La questione prescinde, allo stato, dal merito dell’intesa – che non è stata condivisa dalle altre organizzazioni sindacali e che sarà giudicata da ciascun lavoratore – ma è importante a individuare il percorso che seguirà l’applicazione dell’accordo se non interverranno fatti nuovi. La sottoscrizione di accordi separati (al di là dell’espressione tendenzialmente spregiativa va detto che spesso queste intese si sono rivelate sagge intuizioni) è sempre sempre stata possibile mancando le norme applicative dell’articolo 39 della Costituzione. E’ evidente che, in presenza di un pluralismo sindacale costituzionalmente protetto, non si può impedire a nessun sindacato di sottoscrivere da solo un accordo se trova una controparte disponibile a firmarlo.
Per esempio il 29 luglio 2013 la Fiom-Cgil ha sottoscritto con Unionmeccanica-Confapi un contratto collettivo nazionale. La questione è sempre stata, almeno nel settore privato, della comprensibile preoccupazione degli imprenditori (che talvolta tradiva l’intenzione di togliersi un fastidio nella convinzione di aver poi mani libere) di non aprire fronti conflittuali che potevano render difficile il governo aziendale. In questo caso è il “padrone”, ancorché pubblico, che è protagonista di un accordo separato e in tutta evidenza, almeno secondo i numeri, minoritario.
I sindacati confederali ed autonomi che non hanno sottoscritto l’intesa preannunciano un referendum per il 18-21 maggio mentre la Cisl riunirà giustamente l’assemblea dei propri iscritti, gli unici legittimati in questa fase ad esprimere un parere. I percorsi sono divaricanti e sembra difficile riproporre le vie dell’accordo “separato” tra Marchionne e la Fim, il Fismic e la Uilm che si conclusa con un referendum che segnò peraltro la sconfitta della Fiom. Ma il referendum del comune di Venezia avrà un valore politico che non può certo inficiare – legibus sic stantibus – l’accordo sottoscritto dalla Cisl. Difficile capire cosa accadrà alla fine di questa contorta vicenda che però ha un indubbio merito, quello di porre il problema delle regole che garantiscano l’efficacia generale dei contratti sottoscritti dai soggetti rappresentativi.

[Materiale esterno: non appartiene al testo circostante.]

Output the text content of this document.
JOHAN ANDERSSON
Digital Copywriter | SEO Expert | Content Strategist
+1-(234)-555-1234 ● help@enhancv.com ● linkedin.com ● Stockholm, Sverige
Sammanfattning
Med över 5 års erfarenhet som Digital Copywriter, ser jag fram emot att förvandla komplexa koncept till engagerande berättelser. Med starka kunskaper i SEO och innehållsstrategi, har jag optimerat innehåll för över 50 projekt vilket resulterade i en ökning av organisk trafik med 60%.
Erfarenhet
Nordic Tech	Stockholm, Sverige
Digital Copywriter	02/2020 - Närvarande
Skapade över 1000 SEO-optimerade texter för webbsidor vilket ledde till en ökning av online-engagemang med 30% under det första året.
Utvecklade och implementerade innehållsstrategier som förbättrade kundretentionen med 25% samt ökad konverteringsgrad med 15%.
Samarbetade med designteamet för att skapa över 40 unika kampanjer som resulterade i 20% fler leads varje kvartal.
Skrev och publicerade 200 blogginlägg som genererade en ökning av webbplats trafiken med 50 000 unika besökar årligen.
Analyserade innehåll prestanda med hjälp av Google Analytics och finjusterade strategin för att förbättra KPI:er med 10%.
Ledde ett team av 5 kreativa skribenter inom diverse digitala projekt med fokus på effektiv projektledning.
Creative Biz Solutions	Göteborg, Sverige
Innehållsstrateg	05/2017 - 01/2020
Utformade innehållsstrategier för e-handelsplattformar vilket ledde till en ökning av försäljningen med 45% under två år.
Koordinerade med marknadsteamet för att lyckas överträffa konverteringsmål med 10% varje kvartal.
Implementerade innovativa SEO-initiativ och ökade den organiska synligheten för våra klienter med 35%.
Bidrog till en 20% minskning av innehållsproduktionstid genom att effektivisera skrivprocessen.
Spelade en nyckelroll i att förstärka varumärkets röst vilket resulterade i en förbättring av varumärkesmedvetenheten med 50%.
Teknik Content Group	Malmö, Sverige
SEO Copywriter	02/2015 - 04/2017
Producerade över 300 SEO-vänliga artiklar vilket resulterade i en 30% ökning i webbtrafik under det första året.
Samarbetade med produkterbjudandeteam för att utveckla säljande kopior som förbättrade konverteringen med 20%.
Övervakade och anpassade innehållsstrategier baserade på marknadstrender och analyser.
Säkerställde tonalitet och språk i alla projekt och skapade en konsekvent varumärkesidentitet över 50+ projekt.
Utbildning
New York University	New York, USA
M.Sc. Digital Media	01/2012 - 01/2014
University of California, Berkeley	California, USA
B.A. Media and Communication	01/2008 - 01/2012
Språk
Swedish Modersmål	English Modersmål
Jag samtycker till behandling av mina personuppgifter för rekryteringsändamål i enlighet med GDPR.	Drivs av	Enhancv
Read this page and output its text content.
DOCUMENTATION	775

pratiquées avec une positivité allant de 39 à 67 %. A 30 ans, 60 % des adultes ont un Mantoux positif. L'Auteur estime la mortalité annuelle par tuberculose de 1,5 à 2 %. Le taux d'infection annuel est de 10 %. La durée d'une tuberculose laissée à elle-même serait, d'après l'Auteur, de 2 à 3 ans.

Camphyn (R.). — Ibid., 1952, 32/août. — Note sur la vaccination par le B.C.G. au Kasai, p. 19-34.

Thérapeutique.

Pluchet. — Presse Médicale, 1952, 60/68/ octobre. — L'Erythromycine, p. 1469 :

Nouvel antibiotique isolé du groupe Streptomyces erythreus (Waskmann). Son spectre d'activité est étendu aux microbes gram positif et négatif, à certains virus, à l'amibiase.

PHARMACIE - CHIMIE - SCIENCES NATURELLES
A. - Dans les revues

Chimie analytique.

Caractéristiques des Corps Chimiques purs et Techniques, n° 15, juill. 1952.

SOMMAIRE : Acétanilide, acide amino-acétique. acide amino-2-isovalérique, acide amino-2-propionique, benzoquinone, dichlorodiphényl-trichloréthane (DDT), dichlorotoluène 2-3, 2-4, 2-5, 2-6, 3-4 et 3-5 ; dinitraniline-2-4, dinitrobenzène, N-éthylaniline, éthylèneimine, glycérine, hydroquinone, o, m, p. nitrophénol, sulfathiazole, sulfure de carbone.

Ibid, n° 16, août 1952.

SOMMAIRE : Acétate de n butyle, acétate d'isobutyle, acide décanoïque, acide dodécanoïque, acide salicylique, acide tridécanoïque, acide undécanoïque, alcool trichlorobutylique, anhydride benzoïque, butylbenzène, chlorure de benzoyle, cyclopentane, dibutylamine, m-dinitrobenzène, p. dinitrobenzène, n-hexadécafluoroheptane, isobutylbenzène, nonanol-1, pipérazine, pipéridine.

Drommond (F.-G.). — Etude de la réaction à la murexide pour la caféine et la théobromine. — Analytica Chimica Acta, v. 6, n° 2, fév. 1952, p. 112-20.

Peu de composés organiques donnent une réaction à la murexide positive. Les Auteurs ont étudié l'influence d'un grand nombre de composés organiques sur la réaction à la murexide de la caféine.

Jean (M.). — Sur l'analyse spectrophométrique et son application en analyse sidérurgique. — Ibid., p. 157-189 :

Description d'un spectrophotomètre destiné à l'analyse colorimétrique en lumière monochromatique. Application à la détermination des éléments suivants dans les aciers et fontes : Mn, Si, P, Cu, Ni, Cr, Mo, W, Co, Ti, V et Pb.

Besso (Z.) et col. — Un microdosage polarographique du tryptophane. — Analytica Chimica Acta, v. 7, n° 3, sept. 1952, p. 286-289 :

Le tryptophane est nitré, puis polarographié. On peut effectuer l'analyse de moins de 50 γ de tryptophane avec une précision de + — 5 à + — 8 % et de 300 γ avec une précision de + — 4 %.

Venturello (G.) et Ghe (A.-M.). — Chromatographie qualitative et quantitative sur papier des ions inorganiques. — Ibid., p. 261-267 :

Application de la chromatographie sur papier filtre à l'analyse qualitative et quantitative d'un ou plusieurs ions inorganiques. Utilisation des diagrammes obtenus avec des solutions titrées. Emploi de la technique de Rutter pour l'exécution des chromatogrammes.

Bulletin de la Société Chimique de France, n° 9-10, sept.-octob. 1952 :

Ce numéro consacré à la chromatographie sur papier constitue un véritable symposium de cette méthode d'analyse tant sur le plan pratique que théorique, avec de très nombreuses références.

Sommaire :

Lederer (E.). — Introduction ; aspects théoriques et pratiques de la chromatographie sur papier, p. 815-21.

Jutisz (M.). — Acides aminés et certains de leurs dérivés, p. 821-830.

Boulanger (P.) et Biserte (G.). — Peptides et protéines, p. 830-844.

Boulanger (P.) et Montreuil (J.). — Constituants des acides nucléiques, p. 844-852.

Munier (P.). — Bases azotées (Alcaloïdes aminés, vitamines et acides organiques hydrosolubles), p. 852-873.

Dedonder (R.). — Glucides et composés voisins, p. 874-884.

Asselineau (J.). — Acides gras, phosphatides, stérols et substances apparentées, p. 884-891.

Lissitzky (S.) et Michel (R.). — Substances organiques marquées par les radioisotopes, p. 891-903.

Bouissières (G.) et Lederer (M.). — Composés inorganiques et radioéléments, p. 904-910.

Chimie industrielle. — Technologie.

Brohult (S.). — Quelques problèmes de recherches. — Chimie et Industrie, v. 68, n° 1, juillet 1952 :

L’auspicio è che non prevalga la democrazia a cinque stelle che si realizza non solo nel voto sul web ma anche nel ricorso sistematico ai referendum. In certe particolari situazioni il parere di tutti i lavoratori è necessario ma il ruolo dei delegati democraticamente eletti, accanto ad una sera rivisitazione degli obiettivi e delle forme di lotta, rimane la spina dorsale di un sindacato moderno attento agli interessi generali.